U16-Mädchen unterliegen Weißrussland5. August 2009

Jetzt Endspiel gegen den Abstieg am Freitag gegen Ungarn

Die deutschen U16-Mädchen haben bei der Europameisterchaft in Neapel/Italien eine weitere Niederlage einstecken müssen. Gegen Weißrussland unterlag die Mannschaft von Bundestrainer René Spandauw mit 62:66 (16:22, 19:9, 13:22, 14:13). Da gleichzeitig Ungarn klar gegen Schweden gewann, haben die DBB-Mädchen aber noch eine Chance auf den Klassenerhalt. Dazu ist im abschließenden Spiel am Freitag ein Sieg gegen Ungarn mit mindestens zehn Punkten nötig, gleichzeitig dürfen die Schweden nicht gegen Weißrussland gewinnen.

Per Dreier besorgte Lena Brdaric die deutsche 6:5-Führung (5. Min.), nachdem man schnell mit 0:5 in Rückstand geraten und dann einige Zeit kaum etwas passiert war. Anschließend gingen die favorisierten Weißrussinnen wieder in Führung (12:19, 8. Min.). Die DBB-Auswahl hatte zu diesem Zeitpunkt eine ernüchternde Wurfquote zu verzeichnen (6/20), während der Gegner sehr gut traf. Schon nach einem Viertel hatte die Partie einen ungünstigen Verlauf genommen (16:22).

Und es wurde erst einmal nicht besser (16:27, 12. Min.), ehe die deutschen Mädchen ihr Kämpferherz entdeckten und den Weißrussinnen verstärkt zusetzten (21:27, 15. Min.). Möglicherweise war der klare 15-Punkte-Vorsprung der Schwedinnen gegen Ungarn bekannt geworden. Lara Froese traf jenseits der 3-Punkte-Linie zum 28:29-Anschluss (17. min.), das Spiel war wieder völlig offen und Weißrussland rettete sich in eine Auszeit. Weh tat nur die schwache deutsche Freiwurfquote (3/12), Bulgarien war aber auch kaum besser (6/16). Der Ausgleich gelang Laura Hebecker zwei Minuten vor der Pause, zur erneuten Führung traf Carla Bellscheidt (33:31, 19. Min.), wieder Hebeccker erhöhte auf kurz vor dem Seitenwechsel auf das erfreuliche 35:31.

Ein Kopf-an-Kopf-Rennen entwickelte sich im 3. Viertel, in dem Deutschland zu Beginn immer leicht vorne blieb, dann aber Weißrussland wieder vorbeilassen musste (38:40, 24. Min.). Bellscheidt konterte per Dreier, die Führung wechselte mehrfach hin und her. Im Parallel-Spiel hatte Ungarn mittlerweile den hohen Rückstand gegen Schweden wettgemacht. Doch Deutschland strauchelte wieder, was Weißrussland prompt ausnutzte (44:49, 28. Min.). Die Wurfquoten aus dem 2er-Bereich (13/40) und von der Freiwurflinie (6/16) reichten einfach nicht aus, um am Gegner dran zu bleiben. Spandauw versuchte den negativen Trend mit einer Auszeit zu stoppen. Hoffnung machte, dass einige der besten Weißrussinnen bereits mit vier Fouls belastet waren und Darya Lipinskaya schon mit fünf Fouls auf der Bank Platz genommen hatte (48:53 nach drei Vierteln).
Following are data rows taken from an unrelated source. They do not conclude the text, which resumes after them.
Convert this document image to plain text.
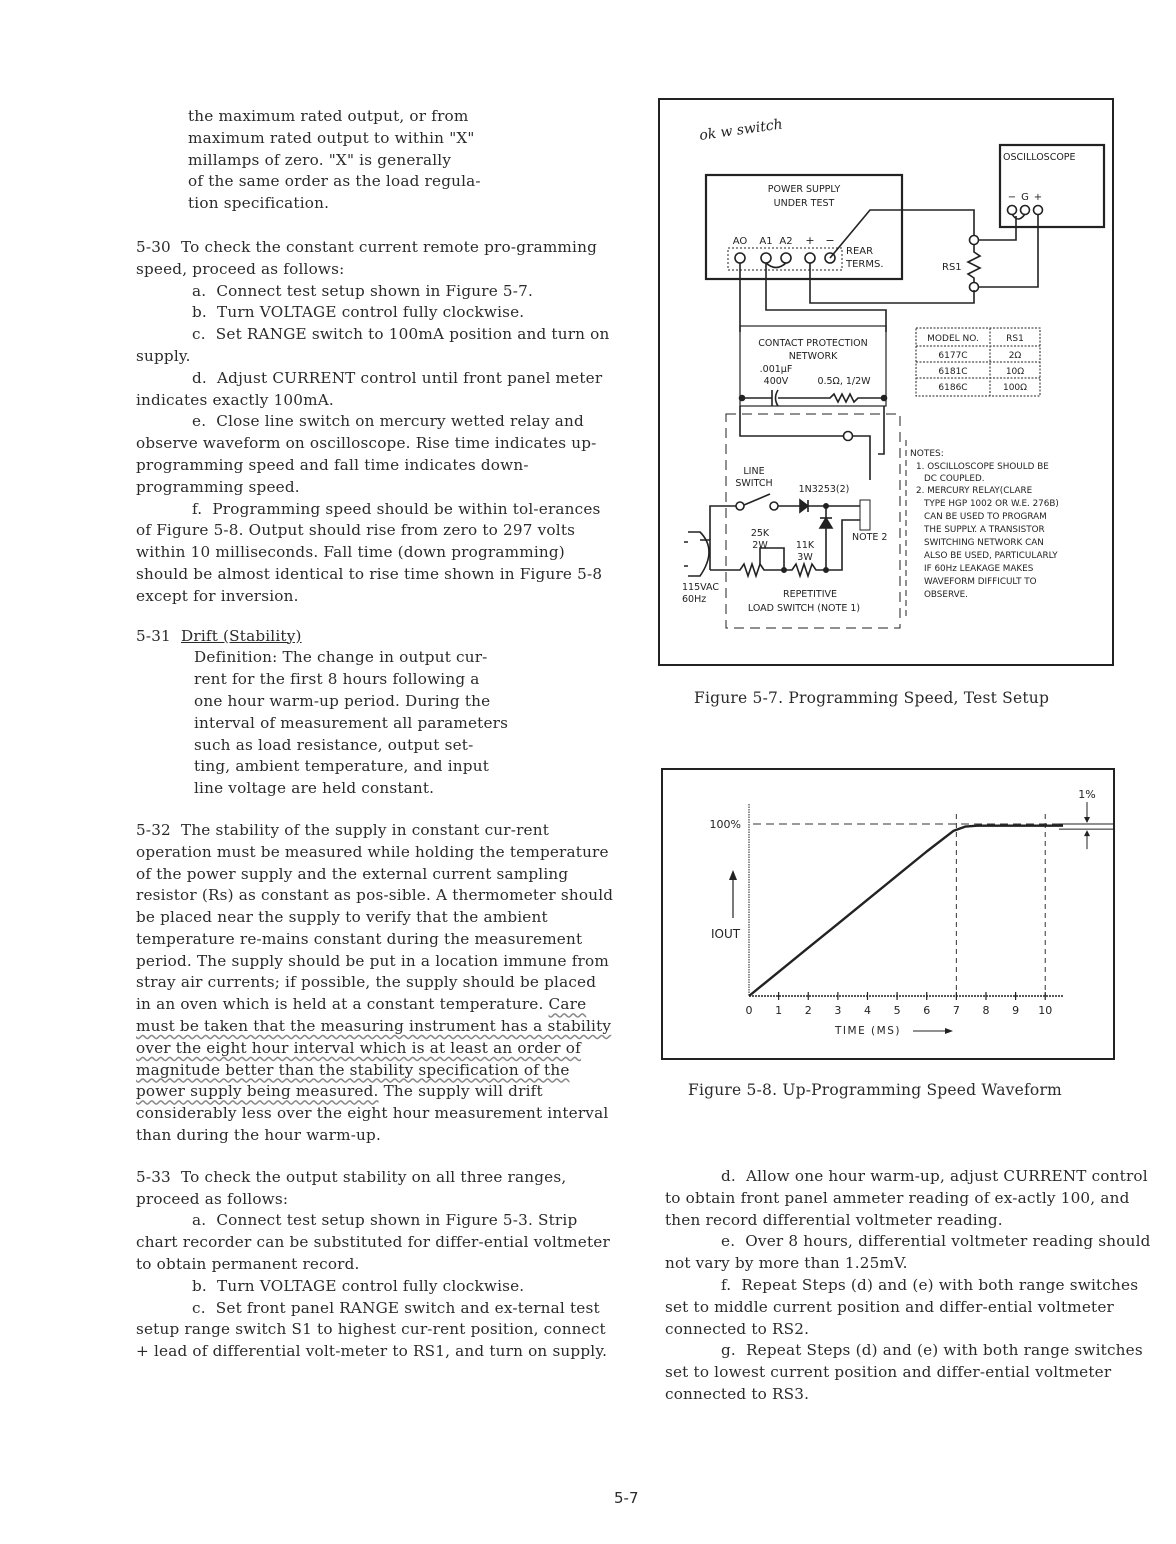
the maximum rated output, or from

maximum rated output to within "X"

millamps of zero. "X" is generally

of the same order as the load regula-

tion specification.

5-30 To check the constant current remote pro-gramming speed, proceed as follows:

a. Connect test setup shown in Figure 5-7.

b. Turn VOLTAGE control fully clockwise.

c. Set RANGE switch to 100mA position and turn on supply.

d. Adjust CURRENT control until front panel meter indicates exactly 100mA.

e. Close line switch on mercury wetted relay and observe waveform on oscilloscope. Rise time indicates up-programming speed and fall time indicates down-programming speed.

f. Programming speed should be within tol-erances of Figure 5-8. Output should rise from zero to 297 volts within 10 milliseconds. Fall time (down programming) should be almost identical to rise time shown in Figure 5-8 except for inversion.

5-31 Drift (Stability)

Definition: The change in output cur-

rent for the first 8 hours following a

one hour warm-up period. During the

interval of measurement all parameters

such as load resistance, output set-

ting, ambient temperature, and input

line voltage are held constant.

5-32 The stability of the supply in constant cur-rent operation must be measured while holding the temperature of the power supply and the external current sampling resistor (Rs) as constant as pos-sible. A thermometer should be placed near the supply to verify that the ambient temperature re-mains constant during the measurement period. The supply should be put in a location immune from stray air currents; if possible, the supply should be placed in an oven which is held at a constant temperature. Care must be taken that the measuring instrument has a stability over the eight hour interval which is at least an order of magnitude better than the stability specification of the power supply being measured. The supply will drift considerably less over the eight hour measurement interval than during the hour warm-up.

5-33 To check the output stability on all three ranges, proceed as follows:

a. Connect test setup shown in Figure 5-3. Strip chart recorder can be substituted for differ-ential voltmeter to obtain permanent record.

b. Turn VOLTAGE control fully clockwise.

c. Set front panel RANGE switch and ex-ternal test setup range switch S1 to highest cur-rent position, connect + lead of differential volt-meter to RS1, and turn on supply.

ok w switch
POWER SUPPLY
UNDER TEST
AO A1 A2 + −
REAR
TERMS.
OSCILLOSCOPE
− G +
RS1
MODEL NO.	RS1
6177C	2Ω
6181C	10Ω
6186C	100Ω
CONTACT PROTECTION
NETWORK
.001µF
400V	0.5Ω, 1/2W
LINE
SWITCH
1N3253(2)
25K
2W	11K
3W
NOTE 2
115VAC
60Hz	REPETITIVE
LOAD SWITCH (NOTE 1)
NOTES:
1. OSCILLOSCOPE SHOULD BE
DC COUPLED.
2. MERCURY RELAY(CLARE
TYPE HGP 1002 OR W.E. 276B)
CAN BE USED TO PROGRAM
THE SUPPLY. A TRANSISTOR
SWITCHING NETWORK CAN
ALSO BE USED, PARTICULARLY
IF 60Hz LEAKAGE MAKES
WAVEFORM DIFFICULT TO
OBSERVE.
Figure 5-7. Programming Speed, Test Setup
0 1 2 3 4 5 6 7 8 9 10
100%
IOUT
TIME (MS)
1%
Figure 5-8. Up-Programming Speed Waveform

d. Allow one hour warm-up, adjust CURRENT control to obtain front panel ammeter reading of ex-actly 100, and then record differential voltmeter reading.

e. Over 8 hours, differential voltmeter reading should not vary by more than 1.25mV.

f. Repeat Steps (d) and (e) with both range switches set to middle current position and differ-ential voltmeter connected to RS2.

g. Repeat Steps (d) and (e) with both range switches set to lowest current position and differ-ential voltmeter connected to RS3.

5-7
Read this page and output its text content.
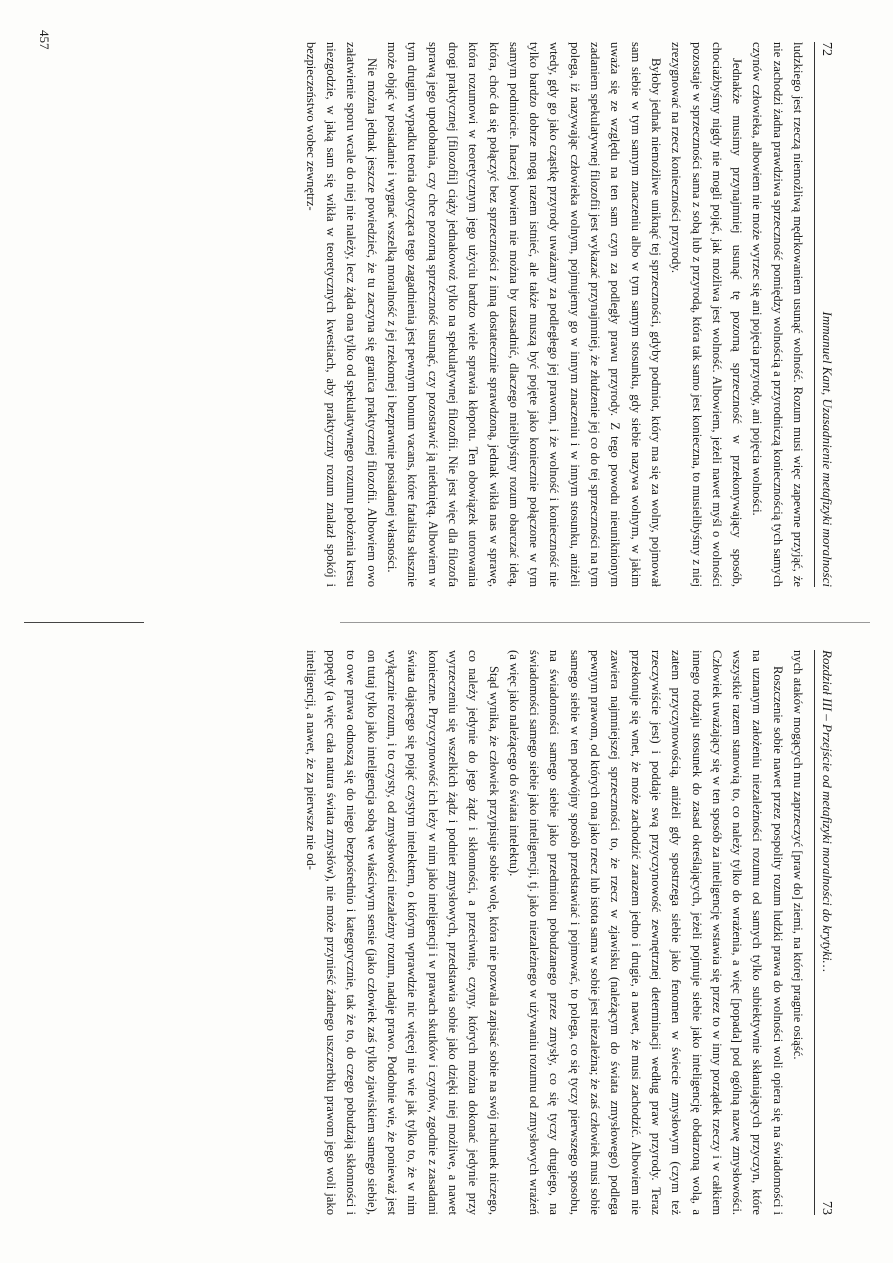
457	72
Immanuel Kant, Uzasadnienie metafizyki moralności

ludzkiego jest rzeczą niemożliwą mędrkowaniem usunąć wolność. Rozum musi więc zapewne przyjąć, że nie zachodzi żadna prawdziwa sprzeczność pomiędzy wolnością a przyrodniczą koniecznością tych samych czynów człowieka, albowiem nie może wyrzec się ani pojęcia przyrody, ani pojęcia wolności.

Jednakże musimy przynajmniej usunąć tę pozorną sprzeczność w przekonywający sposób, chociażbyśmy nigdy nie mogli pojąć, jak możliwa jest wolność. Albowiem, jeżeli nawet myśl o wolności pozostaje w sprzeczności sama z sobą lub z przyrodą, która tak samo jest konieczna, to musielibyśmy z niej zrezygnować na rzecz konieczności przyrody.

Byłoby jednak niemożliwe uniknąć tej sprzeczności, gdyby podmiot, który ma się za wolny, pojmował sam siebie w tym samym znaczeniu albo w tym samym stosunku, gdy siebie nazywa wolnym, w jakim uważa się ze względu na ten sam czyn za podległy prawu przyrody. Z tego powodu nieuniknionym zadaniem spekulatywnej filozofii jest wykazać przynajmniej, że złudzenie jej co do tej sprzeczności na tym polega, iż nazywając człowieka wolnym, pojmujemy go w innym znaczeniu i w innym stosunku, aniżeli wtedy, gdy go jako cząstkę przyrody uważamy za podległego jej prawom, i że wolność i konieczność nie tylko bardzo dobrze mogą razem istnieć, ale także muszą być pojęte jako koniecznie połączone w tym samym podmiocie. Inaczej bowiem nie można by uzasadnić, dlaczego mielibyśmy rozum obarczać ideą, która, choć da się połączyć bez sprzeczności z inną dostatecznie sprawdzoną, jednak wikła nas w sprawę, która rozumowi w teoretycznym jego użyciu bardzo wiele sprawia kłopotu. Ten obowiązek utorowania drogi praktycznej [filozofii] ciąży jednakowoż tylko na spekulatywnej filozofii. Nie jest więc dla filozofa sprawą jego upodobania, czy chce pozorną sprzeczność usunąć, czy pozostawić ją nietkniętą. Albowiem w tym drugim wypadku teoria dotycząca tego zagadnienia jest pewnym bonum vacans, które fatalista słusznie może objąć w posiadanie i wygnać wszelką moralność z jej rzekomej i bezprawnie posiadanej własności.

Nie można jednak jeszcze powiedzieć, że tu zaczyna się granica praktycznej filozofii. Albowiem owo załatwienie sporu wcale do niej nie należy, lecz żąda ona tylko od spekulatywnego rozumu położenia kresu niezgodzie, w jaką sam się wikła w teoretycznych kwestiach, aby praktyczny rozum znalazł spokój i bezpieczeństwo wobec zewnętrz-

Rozdział III – Przejście od metafizyki moralności do krytyki…
73

nych ataków mogących mu zaprzeczyć [praw do] ziemi, na której pragnie osiąść.

Roszczenie sobie nawet przez pospolity rozum ludzki prawa do wolności woli opiera się na świadomości i na uznanym założeniu niezależności rozumu od samych tylko subiektywnie skłaniających przyczyn, które wszystkie razem stanowią to, co należy tylko do wrażenia, a więc [popada] pod ogólną nazwę zmysłowości. Człowiek uważający się w ten sposób za inteligencję wstawia się przez to w inny porządek rzeczy i w całkiem innego rodzaju stosunek do zasad określających, jeżeli pojmuje siebie jako inteligencję obdarzoną wolą, a zatem przyczynowością, aniżeli gdy spostrzega siebie jako fenomen w świecie zmysłowym (czym też rzeczywiście jest) i poddaje swą przyczynowość zewnętrznej determinacji według praw przyrody. Teraz przekonuje się wnet, że może zachodzić zarazem jedno i drugie, a nawet, że musi zachodzić. Albowiem nie zawiera najmniejszej sprzeczności to, że rzecz w zjawisku (należącym do świata zmysłowego) podlega pewnym prawom, od których ona jako rzecz lub istota sama w sobie jest niezależna; że zaś człowiek musi sobie samego siebie w ten podwójny sposób przedstawiać i pojmować, to polega, co się tyczy pierwszego sposobu, na świadomości samego siebie jako przedmiotu pobudzanego przez zmysły, co się tyczy drugiego, na świadomości samego siebie jako inteligencji, tj. jako niezależnego w używaniu rozumu od zmysłowych wrażeń (a więc jako należącego do świata intelektu).

Stąd wynika, że człowiek przypisuje sobie wolę, która nie pozwala zapisać sobie na swój rachunek niczego, co należy jedynie do jego żądz i skłonności, a przeciwnie, czyny, których można dokonać jedynie przy wyrzeczeniu się wszelkich żądz i podniet zmysłowych, przedstawia sobie jako dzięki niej możliwe, a nawet konieczne. Przyczynowość ich leży w nim jako inteligencji i w prawach skutków i czynów, zgodnie z zasadami świata dającego się pojąć czystym intelektem, o którym wprawdzie nic więcej nie wie jak tylko to, że w nim wyłącznie rozum, i to czysty, od zmysłowości niezależny rozum, nadaje prawo. Podobnie wie, że ponieważ jest on tutaj tylko jako inteligencja sobą we właściwym sensie (jako człowiek zaś tylko zjawiskiem samego siebie), to owe prawa odnoszą się do niego bezpośrednio i kategorycznie, tak że to, do czego pobudzają skłonności i popędy (a więc cała natura świata zmysłów), nie może przynieść żadnego uszczerbku prawom jego woli jako inteligencji, a nawet, że za pierwsze nie od-
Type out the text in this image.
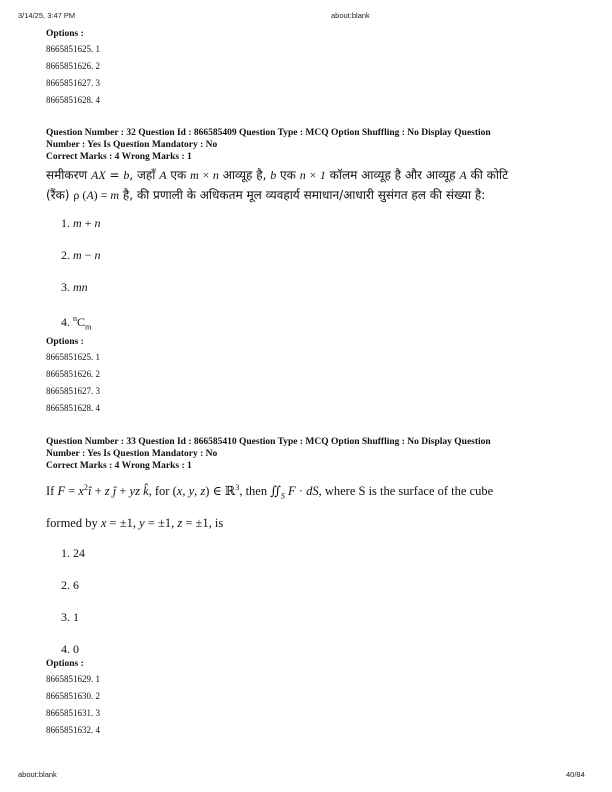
3/14/25, 3:47 PM	about:blank
Options :
8665851625. 1
8665851626. 2
8665851627. 3
8665851628. 4
Question Number : 32 Question Id : 866585409 Question Type : MCQ Option Shuffling : No Display Question
Number : Yes Is Question Mandatory : No
Correct Marks : 4 Wrong Marks : 1
समीकरण AX = b, जहाँ A एक m × n आव्यूह है, b एक n × 1 कॉलम आव्यूह है और आव्यूह A की कोटि
(रैंक) ρ (A) = m है, की प्रणाली के अधिकतम मूल व्यवहार्य समाधान/आधारी सुसंगत हल की संख्या है:
1. m + n
2. m − n
3. mn
4. $^nC_m$
Options :
8665851625. 1
8665851626. 2
8665851627. 3
8665851628. 4
Question Number : 33 Question Id : 866585410 Question Type : MCQ Option Shuffling : No Display Question
Number : Yes Is Question Mandatory : No
Correct Marks : 4 Wrong Marks : 1
If $F = x^2î + z$ ĵ + yz k̂, for (x, y, z) ∈ ℝ$^3$, then $∬_S$ F · dS, where S is the surface of the cube
formed by x = ±1, y = ±1, z = ±1, is
1. 24
2. 6
3. 1
4. 0
Options :
8665851629. 1
8665851630. 2
8665851631. 3
8665851632. 4
about:blank	40/84
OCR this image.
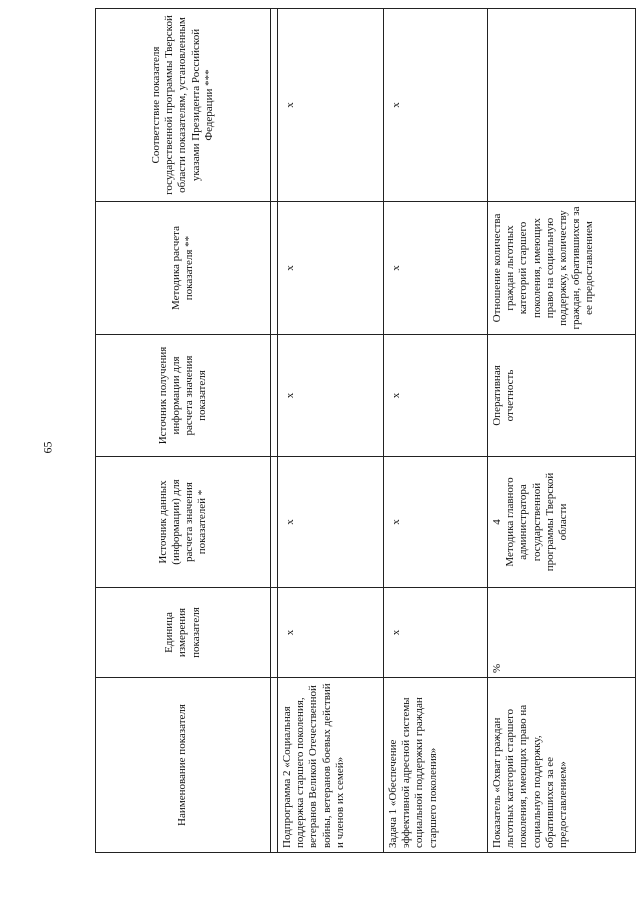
65
Наименование показателя	Единица измерения показателя	Источник данных (информации) для расчета значения показателей *	Источник получения информации для расчета значения показателя	Методика расчета показателя **	Соответствие показателя государственной программы Тверской области показателям, установленным указами Президента Российской Федерации ***

Подпрограмма 2 «Социальная поддержка старшего поколения, ветеранов Великой Отечественной войны, ветеранов боевых действий и членов их семей»	х	х	х	х	х
Задача 1 «Обеспечение эффективной адресной системы социальной поддержки граждан старшего поколения»	х	х	х	х	х
Показатель «Охват граждан льготных категорий старшего поколения, имеющих право на социальную поддержку, обратившихся за ее предоставлением»	%	4 Методика главного администратора государственной программы Тверской области	Оперативная отчетность	Отношение количества граждан льготных категорий старшего поколения, имеющих право на социальную поддержку, к количеству граждан, обратившихся за ее предоставлением	
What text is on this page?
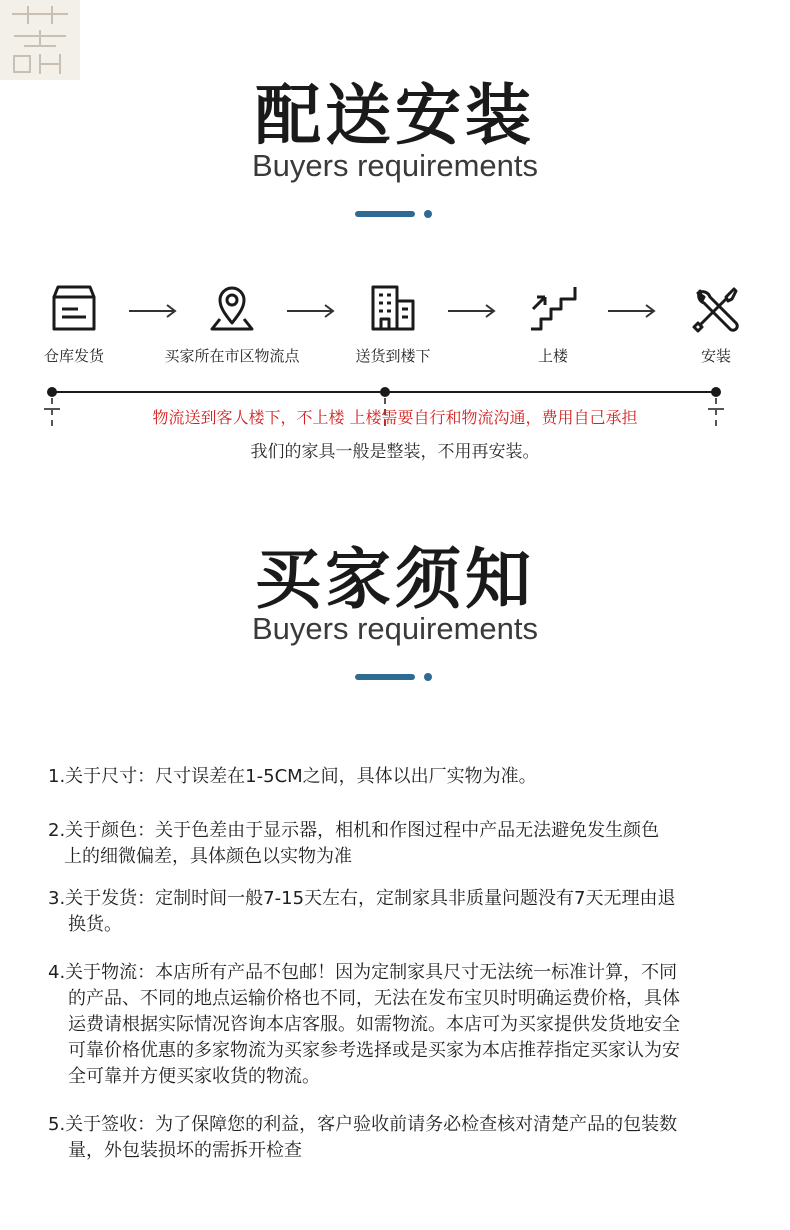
配送安装
Buyers requirements
仓库发货	买家所在市区物流点	送货到楼下	上楼	安装
物流送到客人楼下，不上楼 上楼需要自行和物流沟通，费用自己承担
我们的家具一般是整装，不用再安装。
买家须知
Buyers requirements
1.关于尺寸：尺寸误差在1-5CM之间，具体以出厂实物为准。
2.关于颜色：关于色差由于显示器，相机和作图过程中产品无法避免发生颜色
上的细微偏差，具体颜色以实物为准
3.关于发货：定制时间一般7-15天左右，定制家具非质量问题没有7天无理由退
换货。
4.关于物流：本店所有产品不包邮！因为定制家具尺寸无法统一标准计算，不同
的产品、不同的地点运输价格也不同，无法在发布宝贝时明确运费价格，具体
运费请根据实际情况咨询本店客服。如需物流。本店可为买家提供发货地安全
可靠价格优惠的多家物流为买家参考选择或是买家为本店推荐指定买家认为安
全可靠并方便买家收货的物流。
5.关于签收：为了保障您的利益，客户验收前请务必检查核对清楚产品的包装数
量，外包装损坏的需拆开检查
Mit dem Mute der Verzweiflung kämpften sich die deutschen Mädchen heran und kamen zum Ausgleich (55:55, 34. Min.). Aber Weißrussland hatte eine weitere Antwort parat (55:60, 35. Min.). Unbändiger Kampfgeist brachte durch zwei erfolgreiche Freiwürfe von Lara Froese den 60:62-Anschluss für Deutschland drei Minuten vor dem Ende des Spiels. Bellscheidt gelang der Ausgleich, aber 1´13 Minuten vor Schluss lag wieder Weißrussland vorne (62:66). Eine weitere Wende der Partie gelang den ING-DiBa-Korbjägerinnen nicht mehr.

Für Deutschland spielten:
Levke Brodersen (SC Rist Wedel, 0), Lena Bradaric (TuS Bad Aibling, 5), Lara Froese (TSV Hagen 1860, 8), Katharina Müller (SG Köln 99ers, 4), Kristin Annawald (UTG Almozara Zaragoza, 0), Carolin Christen (TSV Grünberg, 0), Aline Stiller (Foto mit Ball, SG Weiterstadt, 7), Caroline van der Velde (SG Köln 99ers, 2), Laura Hebecker (SV Halle, 6), Carla Bellscheidt (ETB SW Essen, 20), Joana Meyer (TV Saarlouis, 6), Sophie Eder (TSV Nördlingen, 4).